Web based investment advisors such as Simplewealth and traditional investment advisors have a lot of differences in terms of speed, reliability and 24/7 accessibility.
Yet there is one thing they have in common: they both ask a lot of questions regarding their clients’ financial situation. There are two reasons for this: regulation and better service.
Some of those questions are required by the Swiss financial regulators to ensure the products sold match the needs of their clients.
These include, for example, questions regarding capacity to take risk, the client’s overall financial situation (such as assets and debt), how many people are dependent on the client (e.g., kids, partner staying at home, aging parents), regular ability to save and how much is usually spent.
Regulators want to ensure the products sold are suitable for the clients.
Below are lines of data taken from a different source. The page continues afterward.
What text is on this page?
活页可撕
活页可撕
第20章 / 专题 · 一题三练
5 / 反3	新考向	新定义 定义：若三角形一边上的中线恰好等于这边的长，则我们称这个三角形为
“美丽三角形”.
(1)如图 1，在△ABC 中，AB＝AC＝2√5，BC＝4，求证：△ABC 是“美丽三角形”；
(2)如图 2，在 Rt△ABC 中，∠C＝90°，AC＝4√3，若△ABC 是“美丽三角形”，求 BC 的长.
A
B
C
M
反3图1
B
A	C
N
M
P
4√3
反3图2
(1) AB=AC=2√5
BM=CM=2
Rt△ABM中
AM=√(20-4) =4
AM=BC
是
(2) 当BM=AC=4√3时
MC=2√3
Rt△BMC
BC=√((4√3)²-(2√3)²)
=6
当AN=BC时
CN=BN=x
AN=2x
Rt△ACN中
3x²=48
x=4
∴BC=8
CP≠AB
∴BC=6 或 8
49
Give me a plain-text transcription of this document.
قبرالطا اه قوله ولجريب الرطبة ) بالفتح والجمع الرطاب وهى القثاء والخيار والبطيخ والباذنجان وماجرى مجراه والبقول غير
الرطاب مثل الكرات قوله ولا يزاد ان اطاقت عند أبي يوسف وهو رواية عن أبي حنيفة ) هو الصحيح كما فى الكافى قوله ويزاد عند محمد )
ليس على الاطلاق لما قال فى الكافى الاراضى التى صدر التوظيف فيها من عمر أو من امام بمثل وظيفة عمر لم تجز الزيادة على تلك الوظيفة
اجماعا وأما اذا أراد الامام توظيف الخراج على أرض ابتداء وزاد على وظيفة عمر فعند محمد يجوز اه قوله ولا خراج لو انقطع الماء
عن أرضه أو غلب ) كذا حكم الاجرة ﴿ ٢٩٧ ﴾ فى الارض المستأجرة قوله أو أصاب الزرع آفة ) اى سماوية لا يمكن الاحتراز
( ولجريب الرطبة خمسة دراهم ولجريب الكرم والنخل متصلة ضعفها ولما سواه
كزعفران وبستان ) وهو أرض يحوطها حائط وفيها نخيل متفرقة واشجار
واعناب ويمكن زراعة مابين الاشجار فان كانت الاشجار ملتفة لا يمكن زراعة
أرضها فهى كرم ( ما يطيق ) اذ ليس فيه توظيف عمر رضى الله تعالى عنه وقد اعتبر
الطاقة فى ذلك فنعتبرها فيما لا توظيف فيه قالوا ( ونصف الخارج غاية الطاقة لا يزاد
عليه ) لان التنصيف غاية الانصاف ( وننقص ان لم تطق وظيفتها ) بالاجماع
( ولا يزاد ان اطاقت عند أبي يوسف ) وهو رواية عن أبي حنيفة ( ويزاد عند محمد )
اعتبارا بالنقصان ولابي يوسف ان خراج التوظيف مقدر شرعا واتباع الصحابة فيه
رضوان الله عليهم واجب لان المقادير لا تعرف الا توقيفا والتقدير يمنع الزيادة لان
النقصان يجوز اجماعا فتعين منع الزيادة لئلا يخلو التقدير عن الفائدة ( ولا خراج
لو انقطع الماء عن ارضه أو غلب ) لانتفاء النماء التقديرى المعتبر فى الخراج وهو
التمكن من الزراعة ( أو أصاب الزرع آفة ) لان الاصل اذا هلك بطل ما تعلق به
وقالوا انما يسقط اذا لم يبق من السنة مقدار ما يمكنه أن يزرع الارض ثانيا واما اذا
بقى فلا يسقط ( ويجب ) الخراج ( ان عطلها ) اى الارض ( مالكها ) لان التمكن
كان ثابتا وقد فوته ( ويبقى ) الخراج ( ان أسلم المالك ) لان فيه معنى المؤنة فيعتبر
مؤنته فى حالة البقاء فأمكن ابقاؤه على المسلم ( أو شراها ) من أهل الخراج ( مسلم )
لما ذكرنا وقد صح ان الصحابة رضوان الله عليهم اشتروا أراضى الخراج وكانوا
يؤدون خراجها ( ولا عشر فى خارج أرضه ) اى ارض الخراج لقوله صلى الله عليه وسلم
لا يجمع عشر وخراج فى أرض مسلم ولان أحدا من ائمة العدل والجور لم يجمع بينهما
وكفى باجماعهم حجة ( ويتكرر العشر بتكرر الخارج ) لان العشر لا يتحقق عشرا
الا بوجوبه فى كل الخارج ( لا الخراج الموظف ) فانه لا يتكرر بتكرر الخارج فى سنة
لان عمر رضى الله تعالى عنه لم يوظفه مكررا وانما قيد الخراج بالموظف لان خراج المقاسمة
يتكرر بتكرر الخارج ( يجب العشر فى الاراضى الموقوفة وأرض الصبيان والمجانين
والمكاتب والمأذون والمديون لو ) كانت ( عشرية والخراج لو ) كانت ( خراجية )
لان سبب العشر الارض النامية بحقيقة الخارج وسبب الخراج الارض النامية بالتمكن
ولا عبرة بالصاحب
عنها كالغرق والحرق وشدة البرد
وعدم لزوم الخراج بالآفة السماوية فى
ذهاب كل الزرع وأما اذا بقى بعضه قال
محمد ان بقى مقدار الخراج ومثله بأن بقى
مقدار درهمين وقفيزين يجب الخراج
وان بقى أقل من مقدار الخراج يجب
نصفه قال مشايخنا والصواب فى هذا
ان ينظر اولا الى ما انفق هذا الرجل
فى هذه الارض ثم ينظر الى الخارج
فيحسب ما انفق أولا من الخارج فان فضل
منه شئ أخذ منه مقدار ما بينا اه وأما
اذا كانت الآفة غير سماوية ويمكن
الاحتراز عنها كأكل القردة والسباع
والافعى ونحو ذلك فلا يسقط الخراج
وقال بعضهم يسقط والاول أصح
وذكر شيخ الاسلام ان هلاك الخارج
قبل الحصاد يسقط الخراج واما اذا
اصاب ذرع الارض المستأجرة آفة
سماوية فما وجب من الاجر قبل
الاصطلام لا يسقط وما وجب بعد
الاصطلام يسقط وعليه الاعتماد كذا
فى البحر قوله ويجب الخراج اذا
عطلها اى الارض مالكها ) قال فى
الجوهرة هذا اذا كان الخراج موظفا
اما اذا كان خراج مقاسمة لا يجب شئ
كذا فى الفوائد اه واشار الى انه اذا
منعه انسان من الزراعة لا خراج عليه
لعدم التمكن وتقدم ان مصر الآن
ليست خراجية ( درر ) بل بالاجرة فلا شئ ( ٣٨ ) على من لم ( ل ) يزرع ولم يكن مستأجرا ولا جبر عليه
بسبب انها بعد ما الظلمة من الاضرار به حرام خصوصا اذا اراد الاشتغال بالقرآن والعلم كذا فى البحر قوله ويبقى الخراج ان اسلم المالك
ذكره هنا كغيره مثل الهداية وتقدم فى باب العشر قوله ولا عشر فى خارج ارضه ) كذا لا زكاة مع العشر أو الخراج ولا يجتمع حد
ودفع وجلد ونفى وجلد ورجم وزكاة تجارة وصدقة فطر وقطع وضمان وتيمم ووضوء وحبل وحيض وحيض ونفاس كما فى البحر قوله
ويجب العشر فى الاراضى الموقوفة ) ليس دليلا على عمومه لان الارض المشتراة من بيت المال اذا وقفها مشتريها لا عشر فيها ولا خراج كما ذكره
Especially, before the financial crisis, some risky, unsuitable products were sold to clients looking for a safe investment. To avoid a repeat of such issues, regulators around the world, and especially in Switzerland, now require investment managers to understand the “risk profile” of their clients.
There is a second angle to it. At Simplewealth, we ask you questions because we want to get to know you better in order to serve you properly. We believe that is you tell us what your needs and goals are, then we can recommend to you what we think is best. Importantly, we need to know 4 things:
- How much are you investing?
- What is your risk tolerance?
- What is your investment goal?
- How long do you plan to invest?
Based on this, Simplewealth can design an investment plan for you and make sound, rationale based investment decisions.